Let's review, shall we? Here we have the four offspring of the Z fighters: Goten, Trunks, Bra, and Pan.
The obvious difference between them and me is the Saiya-jin blood. They are all part alien. What am I? Just a
human, nothing special or unique about that, now is there? There's only billions more of my kind, while they're the
last of theirs. Reminds me of a rare, exotic species. I'm not rare or exotic. I'm not like them.
See, the point I'm trying to get across here is that no matter how "close" we are or seem to be, there are always going to be these
major differences. Yes, we are friends. We hang out. We love each other, and we always will. But it's like they are
in some elite club that I can't get into. They have something I'll never understand or be able to experience.
They all have a special feature that bonds them more closely to one another.

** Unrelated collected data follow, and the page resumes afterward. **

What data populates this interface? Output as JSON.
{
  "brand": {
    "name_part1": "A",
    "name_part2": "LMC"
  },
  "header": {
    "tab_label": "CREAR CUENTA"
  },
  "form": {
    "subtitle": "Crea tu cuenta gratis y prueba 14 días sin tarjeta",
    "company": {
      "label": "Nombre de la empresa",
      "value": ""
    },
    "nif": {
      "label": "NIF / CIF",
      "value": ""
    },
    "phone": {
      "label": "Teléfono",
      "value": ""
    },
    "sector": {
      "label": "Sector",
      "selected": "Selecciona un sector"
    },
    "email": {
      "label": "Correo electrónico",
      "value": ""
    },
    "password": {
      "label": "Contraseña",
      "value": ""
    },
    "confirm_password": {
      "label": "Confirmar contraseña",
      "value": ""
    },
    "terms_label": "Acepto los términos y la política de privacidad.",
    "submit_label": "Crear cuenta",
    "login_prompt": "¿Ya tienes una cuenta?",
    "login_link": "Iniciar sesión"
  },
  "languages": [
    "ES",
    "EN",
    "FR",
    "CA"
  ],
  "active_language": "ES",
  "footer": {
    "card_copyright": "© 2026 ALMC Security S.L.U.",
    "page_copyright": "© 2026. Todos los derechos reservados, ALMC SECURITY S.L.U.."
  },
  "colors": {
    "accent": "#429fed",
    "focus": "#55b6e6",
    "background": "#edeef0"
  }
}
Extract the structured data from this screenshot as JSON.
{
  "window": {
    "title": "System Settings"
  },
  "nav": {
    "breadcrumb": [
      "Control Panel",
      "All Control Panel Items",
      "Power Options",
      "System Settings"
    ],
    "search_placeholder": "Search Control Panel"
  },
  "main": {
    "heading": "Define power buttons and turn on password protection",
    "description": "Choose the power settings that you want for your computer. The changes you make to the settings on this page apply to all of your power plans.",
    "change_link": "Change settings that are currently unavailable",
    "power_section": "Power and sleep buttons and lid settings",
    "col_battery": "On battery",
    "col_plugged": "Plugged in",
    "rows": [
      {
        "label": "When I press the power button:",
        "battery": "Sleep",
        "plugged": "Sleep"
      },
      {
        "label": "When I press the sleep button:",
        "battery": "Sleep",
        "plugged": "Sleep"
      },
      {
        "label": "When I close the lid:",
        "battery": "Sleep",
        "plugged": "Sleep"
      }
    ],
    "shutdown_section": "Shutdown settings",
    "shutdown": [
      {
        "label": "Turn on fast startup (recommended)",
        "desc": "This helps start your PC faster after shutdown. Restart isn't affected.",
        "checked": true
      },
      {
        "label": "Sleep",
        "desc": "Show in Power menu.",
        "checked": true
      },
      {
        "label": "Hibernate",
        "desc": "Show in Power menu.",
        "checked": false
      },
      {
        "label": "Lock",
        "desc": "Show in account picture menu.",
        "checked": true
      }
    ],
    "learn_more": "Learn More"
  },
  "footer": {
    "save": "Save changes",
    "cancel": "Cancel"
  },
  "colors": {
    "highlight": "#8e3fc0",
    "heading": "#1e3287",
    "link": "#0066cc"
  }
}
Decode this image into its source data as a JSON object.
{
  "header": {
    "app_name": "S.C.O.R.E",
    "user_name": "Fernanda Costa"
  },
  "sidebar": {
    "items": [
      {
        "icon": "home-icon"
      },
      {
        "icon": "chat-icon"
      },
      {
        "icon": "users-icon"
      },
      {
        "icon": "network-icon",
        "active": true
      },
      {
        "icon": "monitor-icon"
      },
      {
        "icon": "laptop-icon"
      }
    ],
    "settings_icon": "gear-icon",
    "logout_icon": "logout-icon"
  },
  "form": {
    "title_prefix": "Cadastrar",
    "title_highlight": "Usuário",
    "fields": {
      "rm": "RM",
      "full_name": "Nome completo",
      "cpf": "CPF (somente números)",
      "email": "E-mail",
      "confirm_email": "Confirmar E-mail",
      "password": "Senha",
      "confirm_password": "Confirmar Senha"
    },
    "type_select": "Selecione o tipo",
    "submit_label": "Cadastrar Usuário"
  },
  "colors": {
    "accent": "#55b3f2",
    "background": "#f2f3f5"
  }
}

Today Goten, Trunks, and Pan are getting together to help Bra train and, as Pan put it, "…learn to use her unique powers to a fuller capacity", whatever
that's supposed to mean. So because I don't fight, and because I don't share their "unique powers" … I'm alone today.
Yes, there is a part of me that wants to learn how to fight. But what's the point? What's the point of trying to be like them when I know
I could never even REMOTELY compare to their levels. I don't have what they have. It isn't in MY blood.
The result? I love my friends. I love spending time with them. I love their personalities and I love their special abilities.
But I don't love me. I don't love realizing that I'll never be like them. I can't help feeling that I'm nothing
compared to them. I can't stop thinking I'm inferior. There is a major problem here. This problem being that
when I'm around them, no matter how much I love them, I feel like a nobody.